In principle, though, it is easy to imagine a printer that could build more elaborate 3D tissues – using more nozzles to deposit different cell types and scaffolds in precise, pre-determined locations – just as a conventional inkjet printer can generate complex, nuanced 2D images using a small number of inks. Indeed, scientists in Japan recently 3D-printed micro-organs containing two different cell types (vascular endothelial cells and liver cells) to create arrays of human tissue that could be used for drug screening.
In my own field – stem cell biology – one of the biggest challenges is to understand and mimic the cues that guide the maturation of pluripotent stem cells into the specialized cells, tissues and organs of the human body. What happens naturally and seemingly effortlessly during human development has proven exceedingly difficult to replicate, especially in standard 2D tissue culture systems. To be successful, we will have to do a better job at recreating the cellular micro-environments found during development.

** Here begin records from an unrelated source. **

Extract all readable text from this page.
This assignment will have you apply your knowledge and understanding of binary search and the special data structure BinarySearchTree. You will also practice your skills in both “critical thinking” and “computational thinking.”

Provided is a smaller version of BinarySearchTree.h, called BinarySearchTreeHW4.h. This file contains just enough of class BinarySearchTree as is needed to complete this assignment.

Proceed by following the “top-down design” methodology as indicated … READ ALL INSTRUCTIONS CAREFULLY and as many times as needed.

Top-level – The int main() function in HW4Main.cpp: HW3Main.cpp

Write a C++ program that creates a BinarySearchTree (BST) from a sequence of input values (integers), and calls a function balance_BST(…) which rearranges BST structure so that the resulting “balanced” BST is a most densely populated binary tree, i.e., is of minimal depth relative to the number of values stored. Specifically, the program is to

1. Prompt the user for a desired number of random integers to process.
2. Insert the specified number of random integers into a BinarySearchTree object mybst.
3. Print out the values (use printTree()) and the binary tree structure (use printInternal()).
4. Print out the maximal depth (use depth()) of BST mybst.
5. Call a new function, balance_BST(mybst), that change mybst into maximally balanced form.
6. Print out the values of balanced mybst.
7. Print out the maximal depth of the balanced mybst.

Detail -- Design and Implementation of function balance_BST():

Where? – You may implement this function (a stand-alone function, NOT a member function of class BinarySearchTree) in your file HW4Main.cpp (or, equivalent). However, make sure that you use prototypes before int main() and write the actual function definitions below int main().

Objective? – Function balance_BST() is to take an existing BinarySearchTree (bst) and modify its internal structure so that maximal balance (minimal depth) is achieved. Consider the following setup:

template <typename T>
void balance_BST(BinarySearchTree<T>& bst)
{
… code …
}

Here, too, 3D cell printing technologies could come to the rescue, allowing us to grow stem cells in complex configurations with other cell types and to study the results. A group from the U.K. recently took a small step in this direction by successfully printing pluripotent human embryonic stem cells in precisely sized droplets.
Unless these spheroids are consistently generated at the right size, cellular responses will vary widely – a big problem in attempting to use them for disease modeling. The new printing method, described in the journal Biofabrication, may solve this problem and enable spheroids to be generated in large arrays for applications like large-scale drug testing. I don’t know that this particular technical feat will advance the stem cell field, but an open-minded, interdisciplinary approach will surely be the key to tomorrow’s cures.
Thorsten Schlaeger, PhD, heads the Human Embryonic Stem Cell Core of the Boston Children’s Hospital Stem Cell Program.